EUR/USD is eyeing 1.11 again after the combined support of a not-dovish-enough European Central Bank and rising dovish bets on the Fed, ING’s FX strategist Francesco Pesole notes.
“It is abundantly clear that President Christine Lagarde is fine with keeping communication quiet and predictable at this stage, offering little to no guidance. At the press conference, she merely admitted the direction for policy rates is ‘pretty obvious’ (i.e., more cuts), but what truly resonated with markets is the firm reiteration of data dependency.”
“The EUR OIS curve is now pricing in some 5-6bp higher year-end deposit rate compared to yesterday: 3.10% from the current 3.50%. A 50bp move by the Fed can surely convince markets to price in 50bp of easing in the eurozone too this year, but the net impact on the EUR:USD swap rate gap would be neutral, so that support for EUR/USD from a rates perspective should remain intact.”
“We have two ECB speakers to keep an eye on today amid an otherwise light eurozone calendar.
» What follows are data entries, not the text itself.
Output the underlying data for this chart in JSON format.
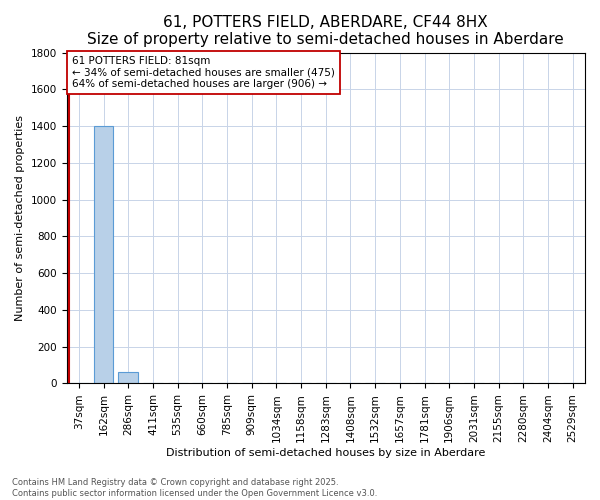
{
  "title": "61, POTTERS FIELD, ABERDARE, CF44 8HX",
  "subtitle": "Size of property relative to semi-detached houses in Aberdare",
  "xlabel": "Distribution of semi-detached houses by size in Aberdare",
  "ylabel": "Number of semi-detached properties",
  "categories": [
    "37sqm",
    "162sqm",
    "286sqm",
    "411sqm",
    "535sqm",
    "660sqm",
    "785sqm",
    "909sqm",
    "1034sqm",
    "1158sqm",
    "1283sqm",
    "1408sqm",
    "1532sqm",
    "1657sqm",
    "1781sqm",
    "1906sqm",
    "2031sqm",
    "2155sqm",
    "2280sqm",
    "2404sqm",
    "2529sqm"
  ],
  "values": [
    0,
    1400,
    60,
    0,
    0,
    0,
    0,
    0,
    0,
    0,
    0,
    0,
    0,
    0,
    0,
    0,
    0,
    0,
    0,
    0,
    0
  ],
  "bar_color": "#b8d0e8",
  "bar_edge_color": "#5b9bd5",
  "property_line_color": "#c00000",
  "annotation_text": "61 POTTERS FIELD: 81sqm\n← 34% of semi-detached houses are smaller (475)\n64% of semi-detached houses are larger (906) →",
  "annotation_box_color": "#ffffff",
  "annotation_box_edge_color": "#c00000",
  "ylim": [
    0,
    1800
  ],
  "yticks": [
    0,
    200,
    400,
    600,
    800,
    1000,
    1200,
    1400,
    1600,
    1800
  ],
  "footer_text": "Contains HM Land Registry data © Crown copyright and database right 2025.\nContains public sector information licensed under the Open Government Licence v3.0.",
  "background_color": "#ffffff",
  "grid_color": "#c8d4e8",
  "title_fontsize": 11,
  "axis_fontsize": 8,
  "tick_fontsize": 7.5,
  "annotation_fontsize": 7.5,
  "footer_fontsize": 6
}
Lagarde speaks again at an event in Budapest, and before her Finnish central bank chief Olli Rehn (a neutral member) will participate at an event. Comments from Germany’s Joachim Nagel overnight were quite cautious and merely justified the rate cut with recent data. We can see EUR/USD breaking above 1.110 in the next few days on the back of USD weakness. There is no strong technical resistance before the 1.120 August highs.”